After taking some over the counter decongestant and making himself more tea, he spent the day swimming and resting beside the pool, finding the new clothing-free lifestyle beyond freeing. It seemed the bunker was personalizing its thermostat to his body's exact degree of comfort so he no longer felt chilled since kicking his fever. He spent the day reading, dozing, and swimming around the pool, even soaking up the free rays for the time the room's windows were in the sun's direct path.

Later, once he'd showered and was bumming around the kitchen gathering this and that for a comforting vegan dinner, he realized he was feeling far more like himself than he had in a few days. Pulling his hair into a bun, he got to work chopping veggies. Mid stir fry, he whipped around to find some neatly folded clothes upon the breakfast bench along with socks and a pair of slippers.

"What the heck? Really?" He asked aloud to whomever was haunting his still very naked ass.

That's when the radio turned on again by itself
blaring Ida Maria's silly song:

"I won't mind
if you take off all your clothes
Come on, take them off
'Cause I like you so much better when you're naked

I like me so much better when you're naked
I like you so much better when you're naked
I like me so much better when you're naked"

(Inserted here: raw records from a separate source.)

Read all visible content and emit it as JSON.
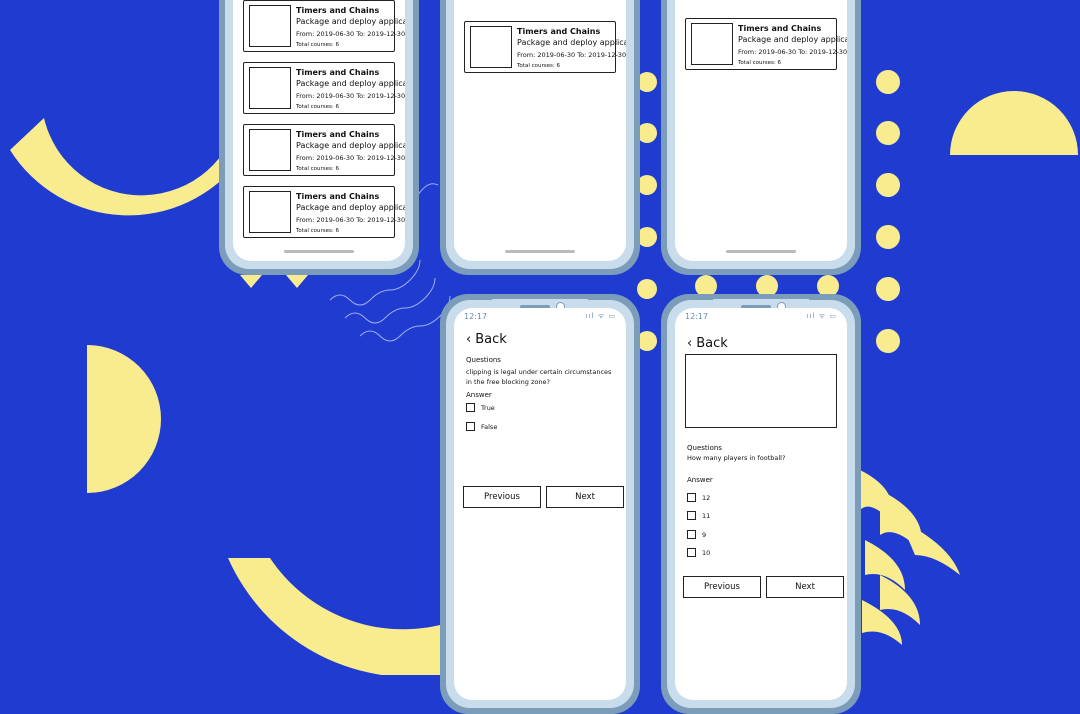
{
  "colors": {
    "background": "#1f3bd0",
    "accent": "#f9ec8f",
    "phone_frame": "#7c9db9",
    "phone_bezel": "#c9dcec"
  },
  "course_card": {
    "title": "Timers and Chains",
    "subtitle": "Package and deploy applicationst...",
    "dates": "From: 2019-06-30   To: 2019-12-30",
    "total": "Total courses: 6"
  },
  "phone1": {
    "cards": [
      {
        "title": "Timers and Chains",
        "subtitle": "Package and deploy applicationst...",
        "dates": "From: 2019-06-30   To: 2019-12-30",
        "total": "Total courses: 6"
      },
      {
        "title": "Timers and Chains",
        "subtitle": "Package and deploy applicationst...",
        "dates": "From: 2019-06-30   To: 2019-12-30",
        "total": "Total courses: 6"
      },
      {
        "title": "Timers and Chains",
        "subtitle": "Package and deploy applicationst...",
        "dates": "From: 2019-06-30   To: 2019-12-30",
        "total": "Total courses: 6"
      },
      {
        "title": "Timers and Chains",
        "subtitle": "Package and deploy applicationst...",
        "dates": "From: 2019-06-30   To: 2019-12-30",
        "total": "Total courses: 6"
      }
    ]
  },
  "quiz1": {
    "time": "12:17",
    "back_label": "Back",
    "question_label": "Questions",
    "question_text": "clipping is legal under certain circumstances in the free blocking zone?",
    "answer_label": "Answer",
    "options": [
      "True",
      "False"
    ],
    "prev_label": "Previous",
    "next_label": "Next"
  },
  "quiz2": {
    "time": "12:17",
    "back_label": "Back",
    "question_label": "Questions",
    "question_text": "How many players in football?",
    "answer_label": "Answer",
    "options": [
      "12",
      "11",
      "9",
      "10"
    ],
    "prev_label": "Previous",
    "next_label": "Next"
  },
  "status_icons": "ııl ᯤ ▭"
}
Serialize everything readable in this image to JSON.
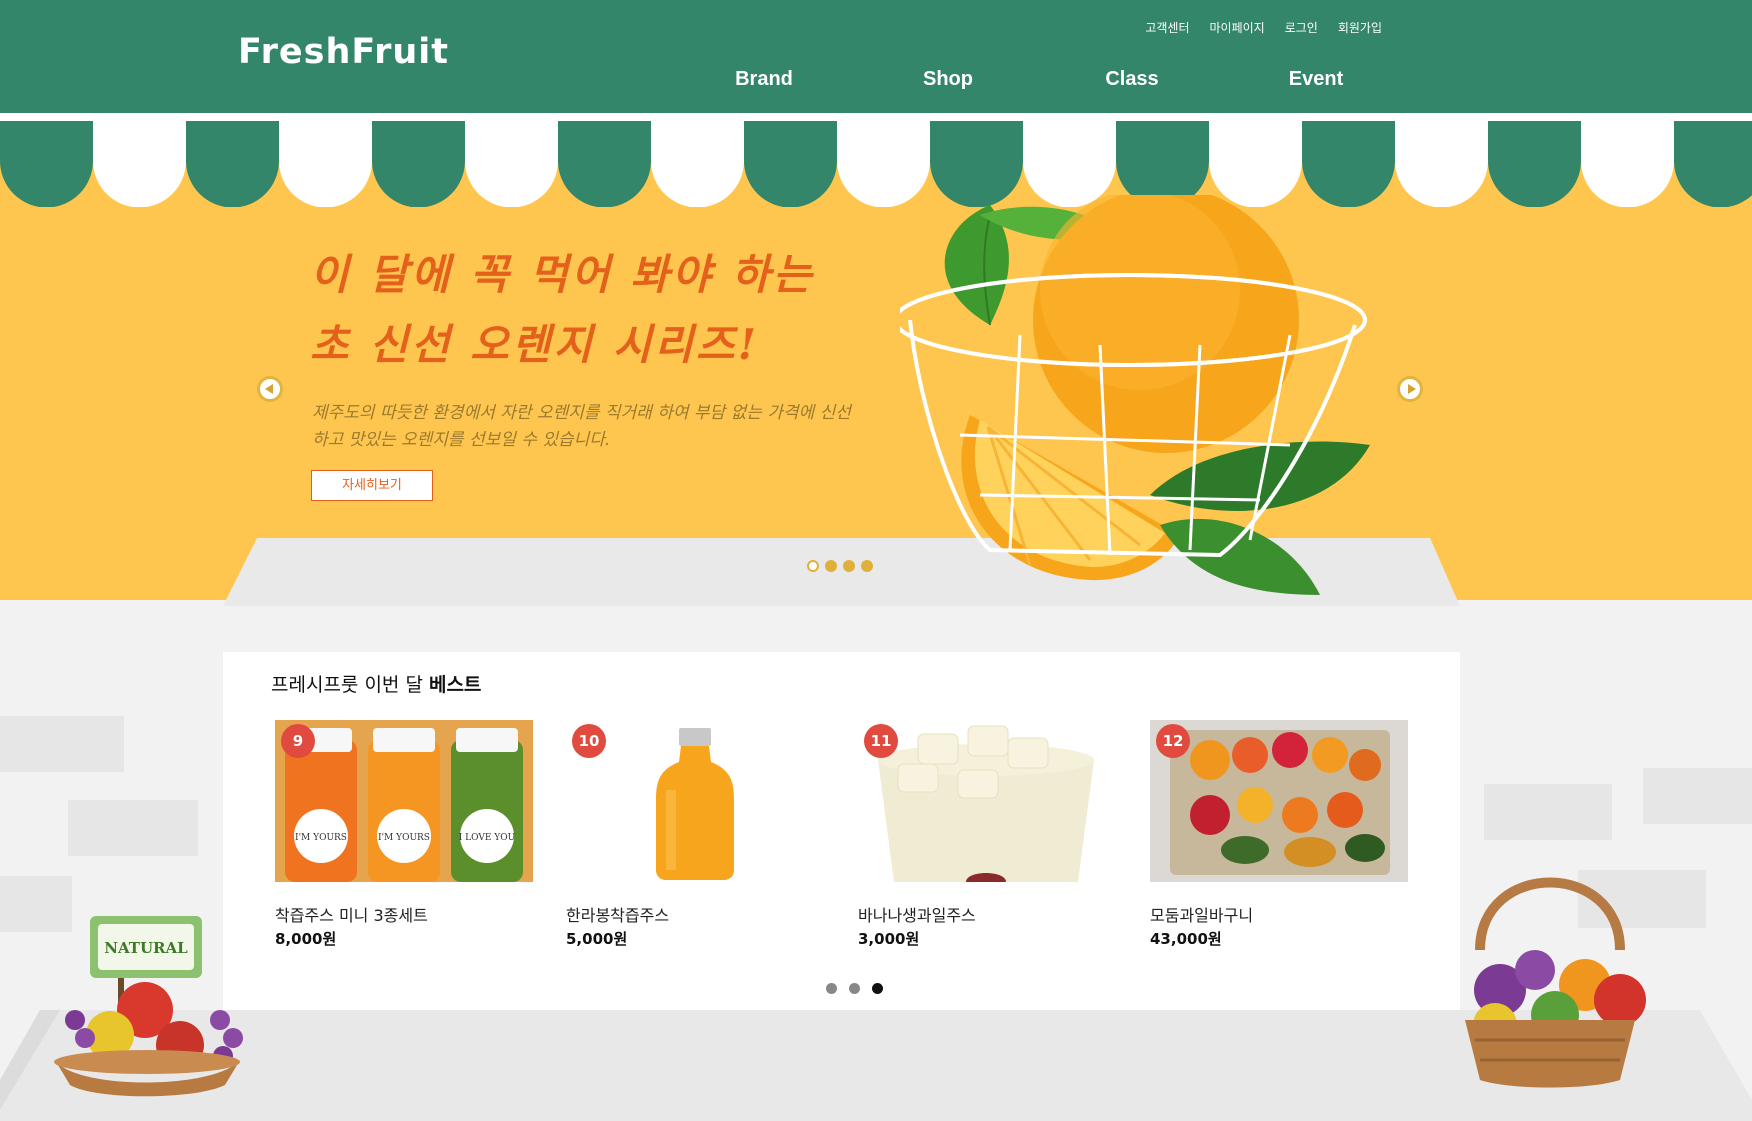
{
  "header": {
    "logo": "FreshFruit",
    "util_links": [
      "고객센터",
      "마이페이지",
      "로그인",
      "회원가입"
    ],
    "nav": [
      "Brand",
      "Shop",
      "Class",
      "Event"
    ]
  },
  "banner": {
    "headline_line1": "이 달에 꼭 먹어 봐야 하는",
    "headline_line2": "초 신선 오렌지 시리즈!",
    "description": "제주도의 따듯한 환경에서 자란 오렌지를 직거래 하여 부담 없는 가격에 신선하고 맛있는 오렌지를 선보일 수 있습니다.",
    "button": "자세히보기",
    "slide_count": 4,
    "active_slide": 1
  },
  "best": {
    "title_prefix": "프레시프룻 이번 달",
    "title_bold": "베스트",
    "products": [
      {
        "rank": "9",
        "name": "착즙주스 미니 3종세트",
        "price": "8,000원"
      },
      {
        "rank": "10",
        "name": "한라봉착즙주스",
        "price": "5,000원"
      },
      {
        "rank": "11",
        "name": "바나나생과일주스",
        "price": "3,000원"
      },
      {
        "rank": "12",
        "name": "모둠과일바구니",
        "price": "43,000원"
      }
    ],
    "bottle_labels": [
      "I'M YOURS",
      "I'M YOURS",
      "I LOVE YOU"
    ],
    "page_count": 3,
    "active_page": 3
  },
  "decor": {
    "sign_text": "NATURAL"
  },
  "colors": {
    "header_green": "#338669",
    "banner_yellow": "#ffc64f",
    "headline_orange": "#e4611c",
    "rank_red": "#e14a3f"
  }
}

There was a sentient something or someone in this Bunker. And if all it had done was render him more comfortable in his own skin, they couldn't be that bad.

Sam decided..screw it. He was warm and kept far enough away from the stove while cooking, he could wait a little longer to get his clothes on. Hell, he was even moving and grooving juuuust a smidge when hearing the loud THWUNK! of Dean dropping his duffle on the bench, having returned early from the hunt.

"Wow, this is.. a whole new side of you...literally."

Sam guffawed and the radio turned itself off. He didn't miss a beat telling him about the bizarro bunker experience he'd had.

And at the end of his long winded explanation, all Dean had to say was, "Wait. Since when do we have a pool?"

Notes:

I know the Bunkers generosity and intentions would not be so overt in canon, but I'm a comfort fool at heart and wanted something soothing involving Sam but stimulating as well.

I'm on my latest rewatch and when I get to the Bunker era, I plan on watching through Eldritch goggles to better appreciate its subtle intracies and care of the Winchesters, plus others 🥰

Hopefully it's clear that the Bunker wants Sam to above all, BE COMFORTABLE with who he is and respects him EVERY MORNING...despite it's Voyeurism kink.